Bainimarama has said he aims to reform the electoral process to give equal rights to all voters in the Pacific island country of about 840,000 before going to the polls.

“We are seriously thinking about the date of elections, and the interference by these people, but I can say that nothing is going to stop us from doing what needs to be done,” he said in the interview. “We are going to come out with the reforms.”

Since the coup, Fiji has been suspended from the Commonwealth and the 16-nation Pacific Islands Forum, and the European Union and the US have joined Australia and New Zealand in imposing sanctions.
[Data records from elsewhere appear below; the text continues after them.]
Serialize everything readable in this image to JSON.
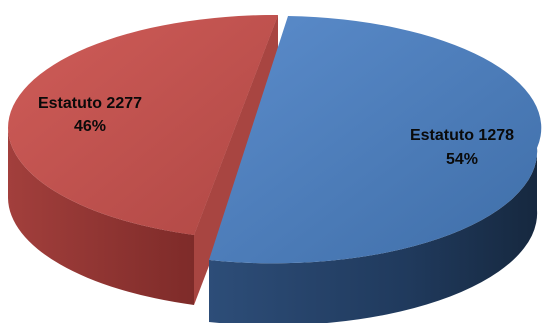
{
  "chart_data": {
    "type": "pie",
    "title": "",
    "three_d": true,
    "exploded": true,
    "legend": "none",
    "slices": [
      {
        "label": "Estatuto 1278",
        "percent_text": "54%",
        "value": 54,
        "color": "#4f81bd",
        "side_color": "#1f3556"
      },
      {
        "label": "Estatuto 2277",
        "percent_text": "46%",
        "value": 46,
        "color": "#c0504d",
        "side_color": "#8b2f2d"
      }
    ]
  }
}
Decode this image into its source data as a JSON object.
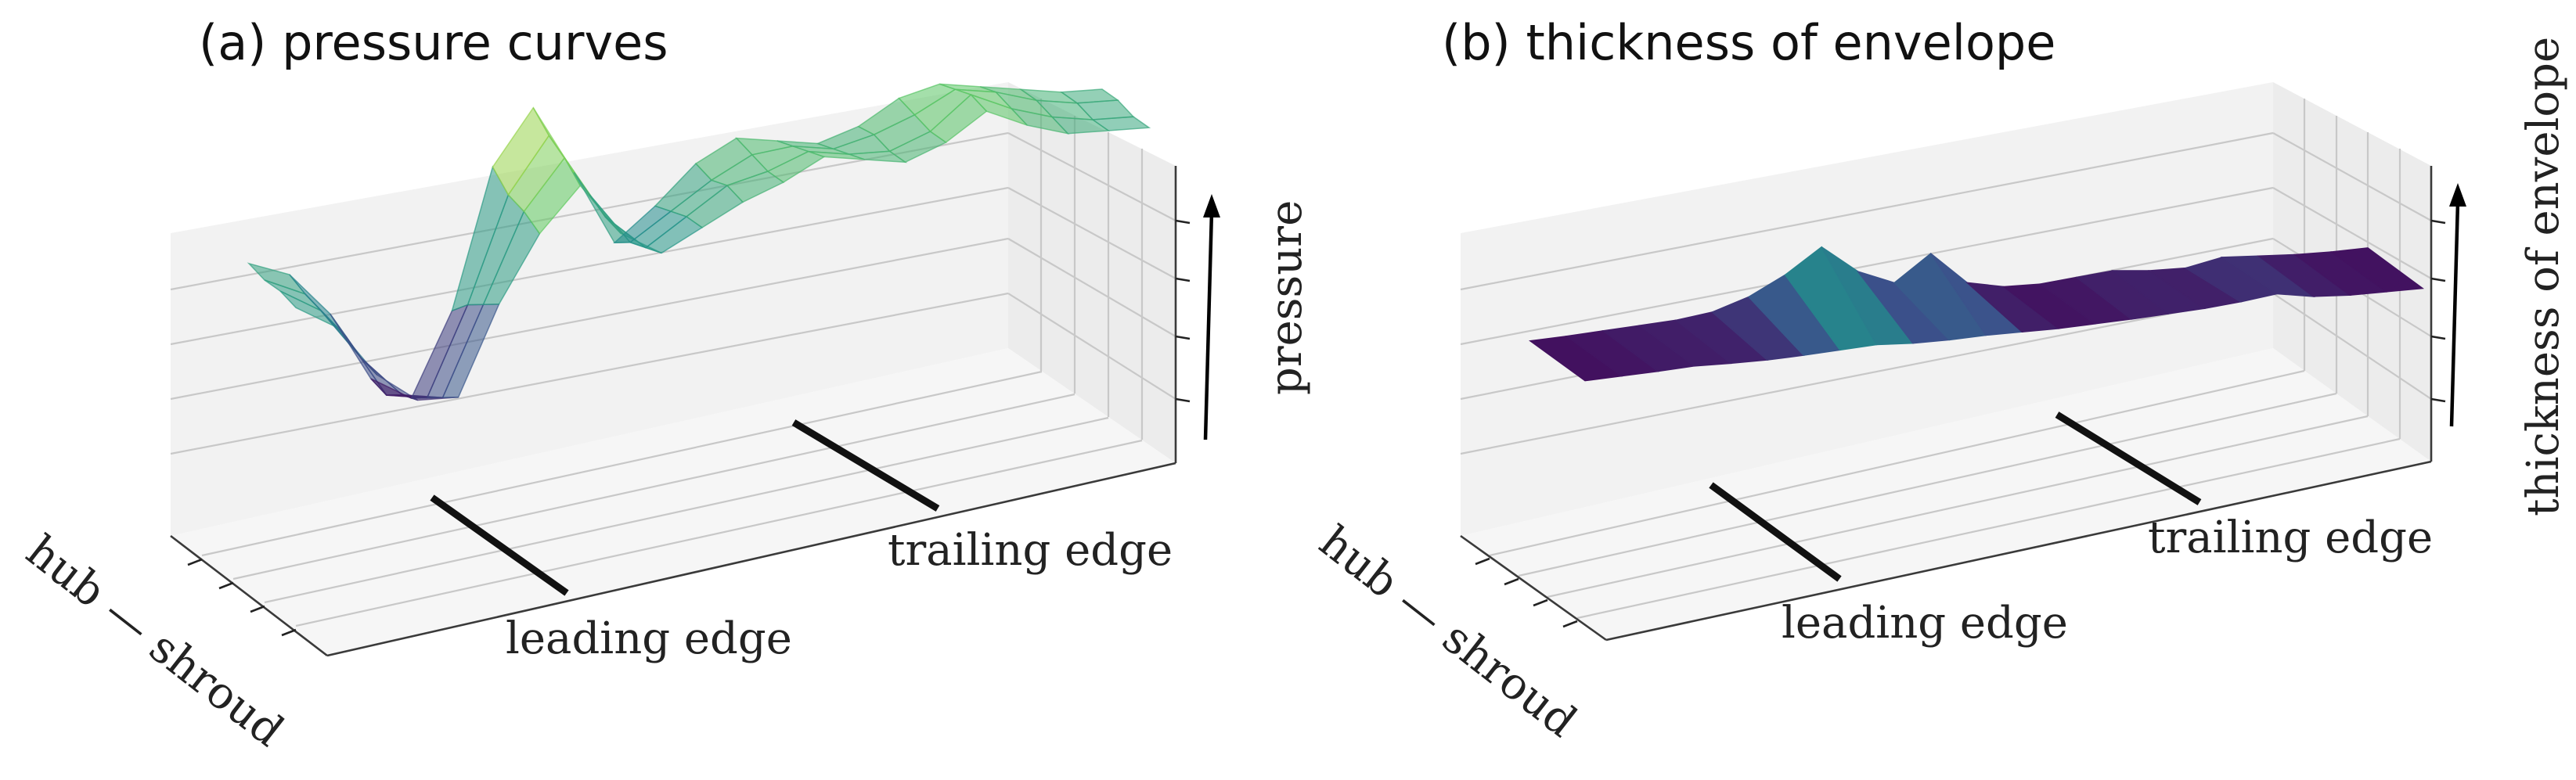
{
  "chart_data": [
    {
      "panel": "a",
      "type": "surface",
      "title": "(a) pressure curves",
      "xlabel": "hub — shroud",
      "zlabel": "pressure",
      "annotations": [
        "leading edge",
        "trailing edge"
      ],
      "colormap": [
        "#440154",
        "#3b528b",
        "#21918c",
        "#5ec962",
        "#fde725"
      ],
      "surface_alpha": 0.55,
      "grid": true,
      "axis_ticklabels": false,
      "series": [
        {
          "values": [
            0.62,
            0.55,
            0.38,
            0.12,
            0.02,
            0.3,
            0.78,
            0.96,
            0.7,
            0.42,
            0.52,
            0.64,
            0.7,
            0.66,
            0.62,
            0.65,
            0.72,
            0.74,
            0.7,
            0.66,
            0.62,
            0.6
          ]
        },
        {
          "values": [
            0.6,
            0.52,
            0.34,
            0.1,
            0.06,
            0.36,
            0.72,
            0.9,
            0.66,
            0.46,
            0.54,
            0.62,
            0.68,
            0.68,
            0.64,
            0.66,
            0.7,
            0.76,
            0.72,
            0.66,
            0.62,
            0.6
          ]
        },
        {
          "values": [
            0.6,
            0.5,
            0.3,
            0.14,
            0.1,
            0.4,
            0.7,
            0.86,
            0.62,
            0.48,
            0.56,
            0.64,
            0.66,
            0.7,
            0.66,
            0.64,
            0.68,
            0.78,
            0.7,
            0.64,
            0.6,
            0.58
          ]
        },
        {
          "values": [
            0.58,
            0.48,
            0.28,
            0.16,
            0.14,
            0.44,
            0.66,
            0.8,
            0.6,
            0.5,
            0.56,
            0.62,
            0.66,
            0.72,
            0.68,
            0.64,
            0.68,
            0.76,
            0.68,
            0.62,
            0.6,
            0.58
          ]
        }
      ]
    },
    {
      "panel": "b",
      "type": "surface",
      "title": "(b) thickness of envelope",
      "xlabel": "hub — shroud",
      "zlabel": "thickness of envelope",
      "annotations": [
        "leading edge",
        "trailing edge"
      ],
      "colormap": [
        "#440154",
        "#3b528b",
        "#21918c",
        "#5ec962",
        "#fde725"
      ],
      "grid": true,
      "axis_ticklabels": false,
      "series": [
        {
          "values": [
            0.05,
            0.06,
            0.08,
            0.1,
            0.12,
            0.18,
            0.35,
            0.62,
            0.98,
            0.55,
            0.32,
            0.7,
            0.2,
            0.08,
            0.06,
            0.1,
            0.14,
            0.08,
            0.06,
            0.16,
            0.12,
            0.08,
            0.06,
            0.06
          ]
        },
        {
          "values": [
            0.04,
            0.05,
            0.06,
            0.08,
            0.06,
            0.05,
            0.06,
            0.08,
            0.1,
            0.06,
            0.05,
            0.06,
            0.05,
            0.04,
            0.05,
            0.06,
            0.08,
            0.1,
            0.14,
            0.2,
            0.1,
            0.06,
            0.05,
            0.04
          ]
        }
      ]
    }
  ]
}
Bainimarama made it clear he was expelling Australian acting high commissioner Sarah Roberts because she had lobbied other Pacific island leaders in the Melanesian Spearhead Group against attending a meeting in Fiji this week.

The group consists of Fiji, Papua New Guinea, the Solomon Islands, nationalists from France’s Pacific territory of New Caledonia and Vanuatu, whose Prime Minister Edward Natapei is currently chairman.

Natapei cancelled the scheduled meeting and called on Bainimarama to go to Vanuatu to discuss regional cooperation under the principles of democracy and good government.

New Zealand Foreign Minister Murray McCully condemned Fiji’s expulsion of Roberts, saying it would damage the military regime’s international standing and delay any recovery in its economy.

“It is also a sign that, despite our best efforts, Fiji still does not place much value on the maintenance of diplomatic relations and dialogue as a means of resolving differences,” McCully said.